Als Abgeordnete im Deutschen Bundestag stimmte ich gegen die Mandate für die Fortsetzung des Bundeswehreinsatzes in Afghanistan, unter anderem weil dieser Krieg völkerrechtswidrig war und man nicht mit den Mitteln eines Krieges eine Gesellschaft verändern kann. Seit Jahren war auch der Bundesregierung das Scheitern des Krieges klar, nur wollte man sich dies lange nicht eingestehen und machte immer weiter. Ganz in der Tradition meines Vorgängers Hans-Christian Ströbele, der in seiner Zeit als Abgeordneter das Land zweimal besuchte, reiste auch ich in der letzten Legislaturperiode mehrmals nach Afghanistan, um mir ein eigenes Bild der Lage vor Ort zu machen.

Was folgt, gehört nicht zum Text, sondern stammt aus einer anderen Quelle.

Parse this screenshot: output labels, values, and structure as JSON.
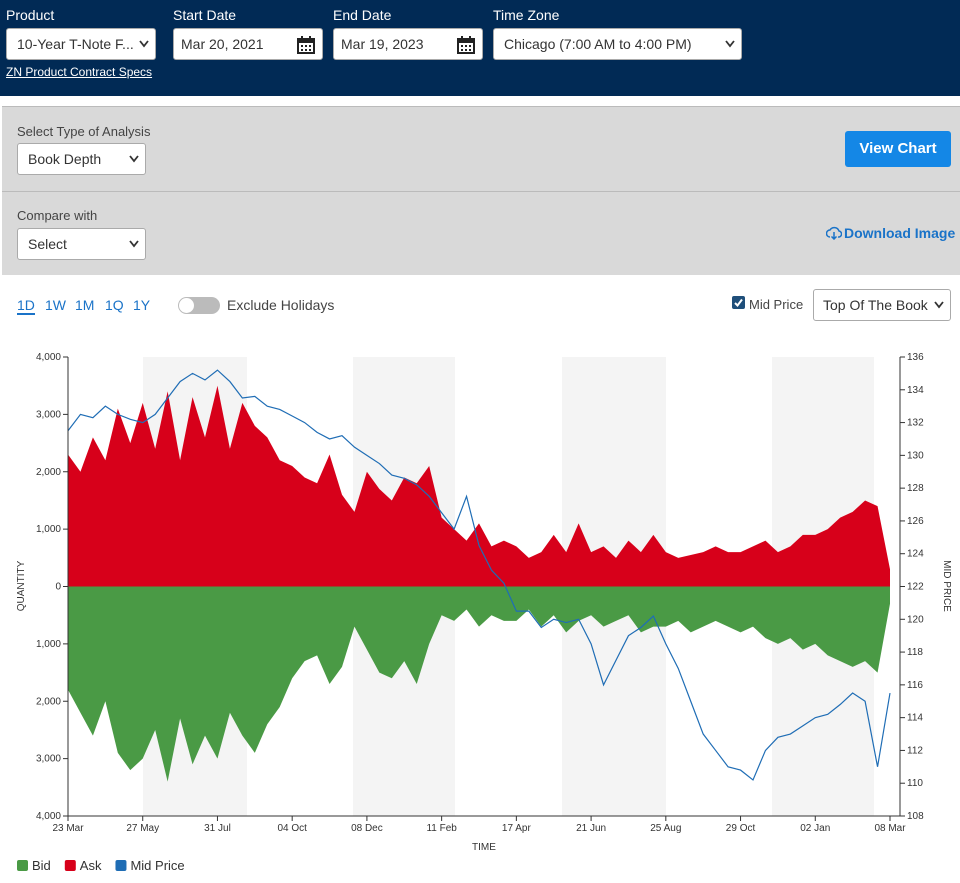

Der Krieg in Afghanistan war von Anfang bis zu seinem Ende falsch. Trotzdem stimmte ich nach der Übernahme Kabuls durch die Taliban im August 2021 der militärischen Evakuierungsmission der Bundeswehr zu, als diese Tausende von Zivilisten ausflog. Dabei handelte es sich allerdings weniger um sogenannte Ortskräfte und ihre Familienangehörige, die zum Beispiel als Dolmetscher*in für die Bundeswehr und Organisationen der deutschen Entwicklungszusammenarbeit gearbeitet haben. Schon im April 2019 (!) hatten wir von Bündnis 90/Die Grünen die Bundesregierung aufgefordert, die Evakuierung der Ortskräfte vorzubereiten, um diese zu retten. Doch selbst noch im Juni 2021 stimmten die damaligen Regierungsfraktionen dagegen.

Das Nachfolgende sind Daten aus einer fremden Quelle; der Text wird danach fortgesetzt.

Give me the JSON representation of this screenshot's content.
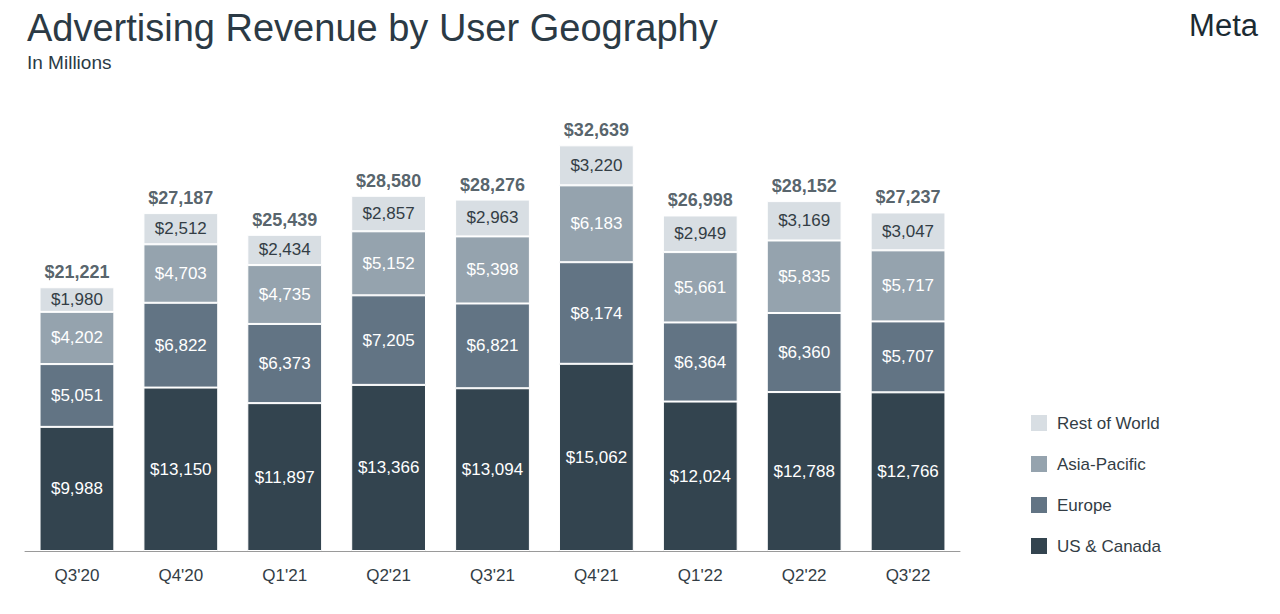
{
  "chart_data": {
    "type": "bar",
    "title": "Advertising Revenue by User Geography",
    "subtitle": "In Millions",
    "annotations": [
      "Meta"
    ],
    "categories": [
      "Q3'20",
      "Q4'20",
      "Q1'21",
      "Q2'21",
      "Q3'21",
      "Q4'21",
      "Q1'22",
      "Q2'22",
      "Q3'22"
    ],
    "series": [
      {
        "name": "US & Canada",
        "color": "#33444f",
        "values": [
          9988,
          13150,
          11897,
          13366,
          13094,
          15062,
          12024,
          12788,
          12766
        ],
        "value_labels": [
          "$9,988",
          "$13,150",
          "$11,897",
          "$13,366",
          "$13,094",
          "$15,062",
          "$12,024",
          "$12,788",
          "$12,766"
        ]
      },
      {
        "name": "Europe",
        "color": "#627484",
        "values": [
          5051,
          6822,
          6373,
          7205,
          6821,
          8174,
          6364,
          6360,
          5707
        ],
        "value_labels": [
          "$5,051",
          "$6,822",
          "$6,373",
          "$7,205",
          "$6,821",
          "$8,174",
          "$6,364",
          "$6,360",
          "$5,707"
        ]
      },
      {
        "name": "Asia-Pacific",
        "color": "#95a3ae",
        "values": [
          4202,
          4703,
          4735,
          5152,
          5398,
          6183,
          5661,
          5835,
          5717
        ],
        "value_labels": [
          "$4,202",
          "$4,703",
          "$4,735",
          "$5,152",
          "$5,398",
          "$6,183",
          "$5,661",
          "$5,835",
          "$5,717"
        ]
      },
      {
        "name": "Rest of World",
        "color": "#d8dee3",
        "values": [
          1980,
          2512,
          2434,
          2857,
          2963,
          3220,
          2949,
          3169,
          3047
        ],
        "value_labels": [
          "$1,980",
          "$2,512",
          "$2,434",
          "$2,857",
          "$2,963",
          "$3,220",
          "$2,949",
          "$3,169",
          "$3,047"
        ]
      }
    ],
    "totals": [
      21221,
      27187,
      25439,
      28580,
      28276,
      32639,
      26998,
      28152,
      27237
    ],
    "total_labels": [
      "$21,221",
      "$27,187",
      "$25,439",
      "$28,580",
      "$28,276",
      "$32,639",
      "$26,998",
      "$28,152",
      "$27,237"
    ],
    "ylim": [
      0,
      35000
    ],
    "stacked": true,
    "data_labels": true,
    "grid": false,
    "tick_labels": "x",
    "legend": "right"
  }
}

Dieses Versäumnis führte dazu, dass Tausende dieser Ortskräfte im Land zurückgelassen wurden. Viele fürchten sich vor der Rache der Taliban und haben nur vage Versprechen in der Hand, dass sich die Bundesregierung um sie kümmern wird.

Im Deutschen Bundestag werden nun diese Ereignisse aus verschiedenen Perspektiven aufgearbeitet. Zum einem im zwölfköpfigen „1. Untersuchungsausschuss Afghanistan“, dessen Ordentliches Mitglied ich seit Ende März bin. Es geht um den Zeitraum von Ende Februar 2020 (dem Abschluss des US-Taliban-Abkommens in Doha) bis zum Ende der Evakuierungsmission der Bundeswehr im September 2021. Zum anderen mit der Enquete-Kommission zu Afghanistan, die den ganzen rund 20-jährigen Einsatz der Bundeswehr aufzuarbeiten versucht.

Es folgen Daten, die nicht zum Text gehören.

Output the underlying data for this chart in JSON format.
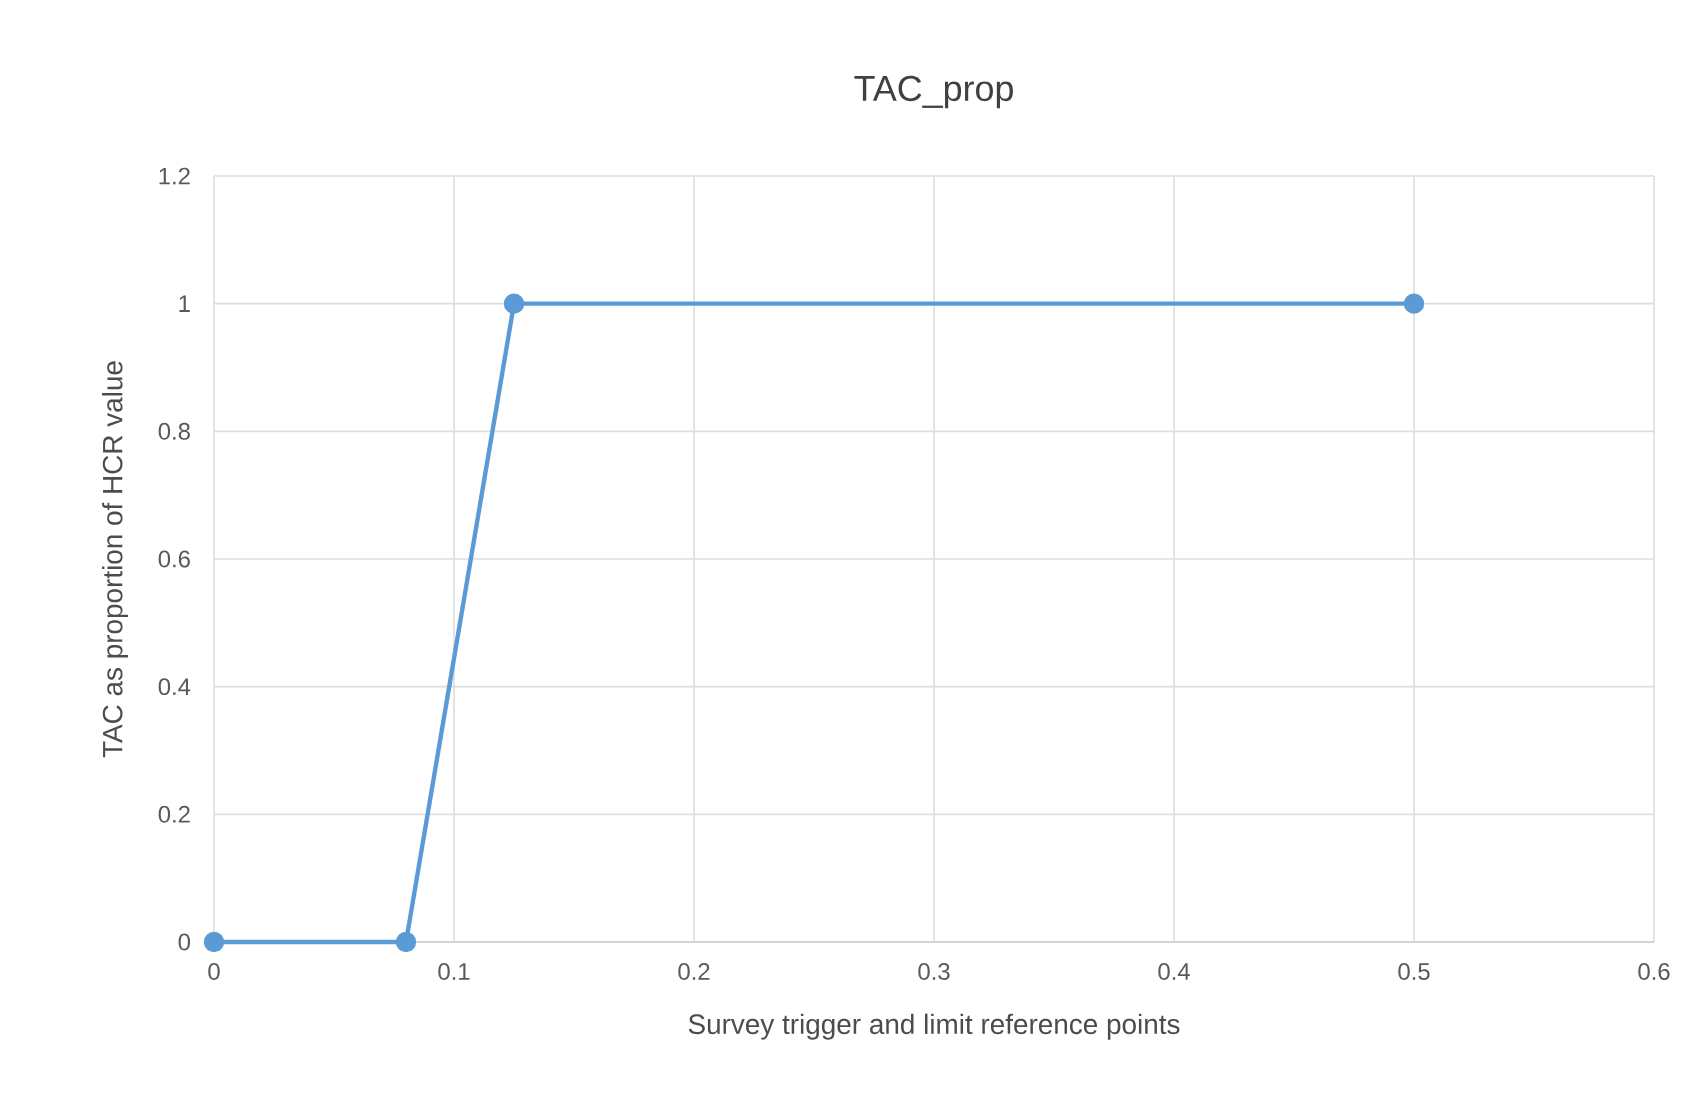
{
  "chart_data": {
    "type": "line",
    "title": "TAC_prop",
    "xlabel": "Survey trigger and limit reference points",
    "ylabel": "TAC as proportion of HCR value",
    "x": [
      0,
      0.08,
      0.125,
      0.5
    ],
    "series": [
      {
        "color": "#5b9bd5",
        "values": [
          0,
          0,
          1,
          1
        ]
      }
    ],
    "xlim": [
      0,
      0.6
    ],
    "xticks": [
      0,
      0.1,
      0.2,
      0.3,
      0.4,
      0.5,
      0.6
    ],
    "ylim": [
      0,
      1.2
    ],
    "yticks": [
      0,
      0.2,
      0.4,
      0.6,
      0.8,
      1,
      1.2
    ],
    "grid": true,
    "marker": "circle",
    "line_style": "solid"
  }
}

Mir ist besonders wichtig den Blick darauf zu richten, wie von Seiten der Bundesregierung mit den Menschen in Afghanistan umgegangen wird. Deutschland hat für diese Menschen Verantwortung übernommen und muss dieser nun auch gerecht werden.

Zum Abschluss des Ausschusses – der noch nicht abzusehen ist – wollen wir anhand der Untersuchungsergebnisse empfehlen, was aus den gewonnenen Erkenntnissen zu lernen ist. Der Ausschuss tagt in der Regel öffentlich.